Last week was so powerful and incredible and God's spirit was just thick every day, every where. Then we came home to our church's 25th anniversary yesterday. What a service! I will be buying DVD's and mailing them to some of you because it was just too good not to share. Some people may say it was showy - oh dear Lord, may it not be. Every person that sang or spoke did so out of an awesome love for their Savior. I cried like a baby at the greatness of God. We had cardboard testimonies. I don't know if you know about these or not, but, basically, a person takes a large piece of cardboard and on one side writes what used to hold them in bondage and on the other side they write how God has set them free. Wow. These people never speak a word, but their face and their cardboard says it all. They have been set free by the power of God. What humility to let people see their scars. I'm convinced that we, as Christian people, are seldom as real as this. We put up our fronts and our happy faces so that people some how get the impression that we are the happiest people ever, in love with Jesus, with no problems. How sad. If only everyone could know that their are so many people who long to help others carry their burdens, to pray for them, to stand in the gap; and most of all, God wants us to lay them down so that He can bring freedom. Thank You Lord!

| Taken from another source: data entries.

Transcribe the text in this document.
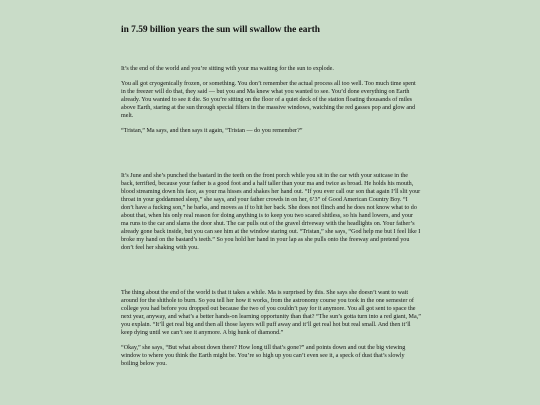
in 7.59 billion years the sun will swallow the earth

It’s the end of the world and you’re sitting with your ma waiting for the sun to explode.

You all got cryogenically frozen, or something. You don’t remember the actual process all too well. Too much time spent in the freezer will do that, they said — but you and Ma knew what you wanted to see. You’d done everything on Earth already. You wanted to see it die. So you’re sitting on the floor of a quiet deck of the station floating thousands of miles above Earth, staring at the sun through special filters in the massive windows, watching the red gasses pop and glow and melt.

“Tristan,” Ma says, and then says it again, “Tristan — do you remember?”

It’s June and she’s punched the bastard in the teeth on the front porch while you sit in the car with your suitcase in the back, terrified, because your father is a good foot and a half taller than your ma and twice as broad. He holds his mouth, blood streaming down his face, as your ma hisses and shakes her hand out. “If you ever call our son that again I’ll slit your throat in your goddamned sleep,” she says, and your father crowds in on her, 6’3” of Good American Country Boy. “I don’t have a fucking son,” he barks, and moves as if to hit her back. She does not flinch and he does not know what to do about that, when his only real reason for doing anything is to keep you two scared shitless, so his hand lowers, and your ma runs to the car and slams the door shut. The car pulls out of the gravel driveway with the headlights on. Your father’s already gone back inside, but you can see him at the window staring out. “Tristan,” she says, “God help me but I feel like I broke my hand on the bastard’s teeth.” So you hold her hand in your lap as she pulls onto the freeway and pretend you don’t feel her shaking with you.

The thing about the end of the world is that it takes a while. Ma is surprised by this. She says she doesn’t want to wait around for the shithole to burn. So you tell her how it works, from the astronomy course you took in the one semester of college you had before you dropped out because the two of you couldn’t pay for it anymore. You all got sent to space the next year, anyway, and what’s a better hands-on learning opportunity than that? “The sun’s gotta turn into a red giant, Ma,” you explain. “It’ll get real big and then all those layers will puff away and it’ll get real hot but real small. And then it’ll keep dying until we can’t see it anymore. A big hunk of diamond.”

“Okay,” she says, “But what about down there? How long till that’s gone?” and points down and out the big viewing window to where you think the Earth might be. You’re so high up you can’t even see it, a speck of dust that’s slowly boiling below you.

Last night our choir recorded a live CD. It was just more icing on top of an already very rich cake. I could have stood on my feet with both hands held high the entire service because I have witnessed the greatness of God over and over this week. One of the guys that went to Mexico with us sang last night. He sang, "I'm Amazed". What passion he sang with - you could tell that he really was "amazed" by God. We have such a small faith don't we? How many times are we amazed at God? We pray and ask and then are so surprised when God answers. That is so funny to me. I think part of it is just the simple fact that we are human, but I wonder how much of it is just that we don't have the faith that we should have.

There are things that I have been praying about for months that God answered this week. Things that I have been almost ill over asking God "why". I know why now. I have also been praying that God would renew my joy over the crucifixion. I think some how over the years I have become used to it. I cringe as I even type those words and I wonder how can that be. How can I be "used to" the cross where Jesus gave His life for me? Thank You God for restoring the joy of my salvation this week. It took Bro. Terry talking about what Jesus gave up to drive it home to me. Can you imagine - Jesus walked and talked with His Father every day on the golden streets of Heaven. He left the joy and fellowship of that to come to a dark and dying world that we might be saved. Wow. Let that sink in. I also prayed that God would not let me come home from Mexico the same as I was before I left. You know what the theme of our week was in devotions? "I will never be the same again". Guess what song they sang yesterday morning as the cardboard testimonies were being done? "I will never be the same again". When God does something in my life I see it every where I turn. I love that. It is confirmation that it is from God. The greatness of God.